Laura Freeman Laura Freeman

Let men have their boys’ clubs

They need safe spaces to beat chests and let off steam

The billiard room at the Garrick Club painted in 1869 (Image by Picturenow/Universal Images Group via Getty Images) 
issue 03 October 2020

Taken to the Garrick Club one evening, I was surprised when a mouse ran across the carpet. I squeaked and pulled my legs up. Not a murmur from the other armchairs. My host leaned over. ‘No one minds the mice,’ he explained. ‘It’s the women they don’t want.’ It made me laugh then and it makes me laugh now.

I thought fondly of this story when I read in the paper that Emily Bendell, founder of the lingerie brand Bluebella, had instructed lawyers to seek an injunction preventing the Garrick from ‘continuing to operate its discriminatory policy’ of excluding women would-be members. As it happens, I don’t mind being there on sufferance between the allotted hours and in the permitted rooms. Boys will be boys, gentlemen will be gentlemen. Don’t let the buffers get you down.

Men need safe spaces too, to beat chests, let off steam, eat, drink, belch and be merry

It has been a summer of postponed weddings and that means cancelled stag-dos too. Some grooms are planning ‘small stags’ (muntjacs, perhaps?) when social distancing allows. I feel for my husband. Formerly, I packed him off for weekends in Hamburg of beer halls, night clubs and Miniatur Wunderland, the largest model railway in the world, in the knowledge that he would come home happy and restored. In the strange spring months of isolation it became all too apparent that my cricket chat was lacking and my football banter poor. On Sunday afternoons, he would disappear into the study for epic pub quiz sessions, beer on desk, mates on Zoom, and emerge hours later as new.

The word ‘bastion’, usually coupled with ‘male’, is invariably framed as a Bad Thing. But the bastion serves its purpose. Men need safe spaces too. If the shed, the scout hut, the working men’s club, the boys’ locker room, the boxing gym, the Great British boarding school, offer a place to beat chests, to let off steam, to eat, drink, belch and be merry, and if members return to their womenfolk calmer and more cheerful, then, well, floreat clubhouse! Likewise, the sanctity of the WI meeting, the stitching circle, the book group, the hen party, the spa day and the girls’ night in or out.

One of the pleasanter battle cries of social media is ‘find your tribe’. The tribe has nothing to do with creed, colour or country. It’s about fellowship with those who love the things you love. So if you identify as a guerrilla knitter, a vegan baker, a heavy metaller, a Vauxhall camper-vanner, a dahlia-fancier, a mudlark or a collector of Staffordshire china, there’s a Facebook page, an Instagram gang, a message board to connect you to other like-minded souls. If your tribe happens to be other barristers, actors and hacks who like their preprandial Twiglets, their 18th-century paintings (‘come up and see my Zoffanys some time’), their nursery puddings, their grouse in season and their women elsewhere, then the Garrick waiting list awaits.

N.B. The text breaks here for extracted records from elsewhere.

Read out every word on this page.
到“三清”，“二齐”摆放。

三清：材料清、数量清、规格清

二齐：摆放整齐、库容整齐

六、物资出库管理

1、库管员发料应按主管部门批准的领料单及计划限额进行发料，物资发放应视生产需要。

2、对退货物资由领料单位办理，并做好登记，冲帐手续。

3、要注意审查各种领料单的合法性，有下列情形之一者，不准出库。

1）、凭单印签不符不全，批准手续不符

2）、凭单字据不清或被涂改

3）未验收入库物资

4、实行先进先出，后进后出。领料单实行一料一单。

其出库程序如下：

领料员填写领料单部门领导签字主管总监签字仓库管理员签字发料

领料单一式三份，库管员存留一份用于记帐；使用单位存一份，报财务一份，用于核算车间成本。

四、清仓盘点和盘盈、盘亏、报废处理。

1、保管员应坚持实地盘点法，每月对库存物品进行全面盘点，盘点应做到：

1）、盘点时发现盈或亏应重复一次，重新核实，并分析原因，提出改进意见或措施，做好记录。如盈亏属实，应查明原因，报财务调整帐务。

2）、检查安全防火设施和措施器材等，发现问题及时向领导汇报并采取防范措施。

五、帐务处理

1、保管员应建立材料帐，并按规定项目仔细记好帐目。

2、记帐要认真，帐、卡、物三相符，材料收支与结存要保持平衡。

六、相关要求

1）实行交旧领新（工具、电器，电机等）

I don’t doubt that the club has its dinosaurs, but really there are scarier beasts to slay. Over lockdown, calls to the police about domestic abuse rose by at least 15 per cent. Controlling husbands and fathers were given the government’s stamp of authority to keep their wives and daughters at home. Since 4 July, has anything ‘eased’ for them? Meanwhile, the debate about whether women’s refuges, changing rooms, loos, dormitories and hospital wards should be gender blind hasn’t gone away. And don’t forget that every summer, girls born in Britain are taken abroad, mutilated and returned to school in September in pain and incomplete. One minor mercy of the travel restrictions is that a cohort of girls may have been spared this assault.

But no, the burning issue of our day is whether women can have a green-and-pink Garrick garter belt to match the gentlemen’s ties. There’s a whiff of publicity drubbing here. Had you heard of Bluebella before the bra-and-knicker brand’s appearance on p3 — nudge, nudge, wink, wink — of the Times? Me neither. If anything, I find the stockinged rig-outs of the models on the Bluebella website — don’t all click at once — more offensive than the ‘discrimination’ practised at the Garrick. At least the club insists on jackets and collared shirts at all times. Fight the bigger battles, smash every glass ceiling going, but leave the oak panelled doors alone.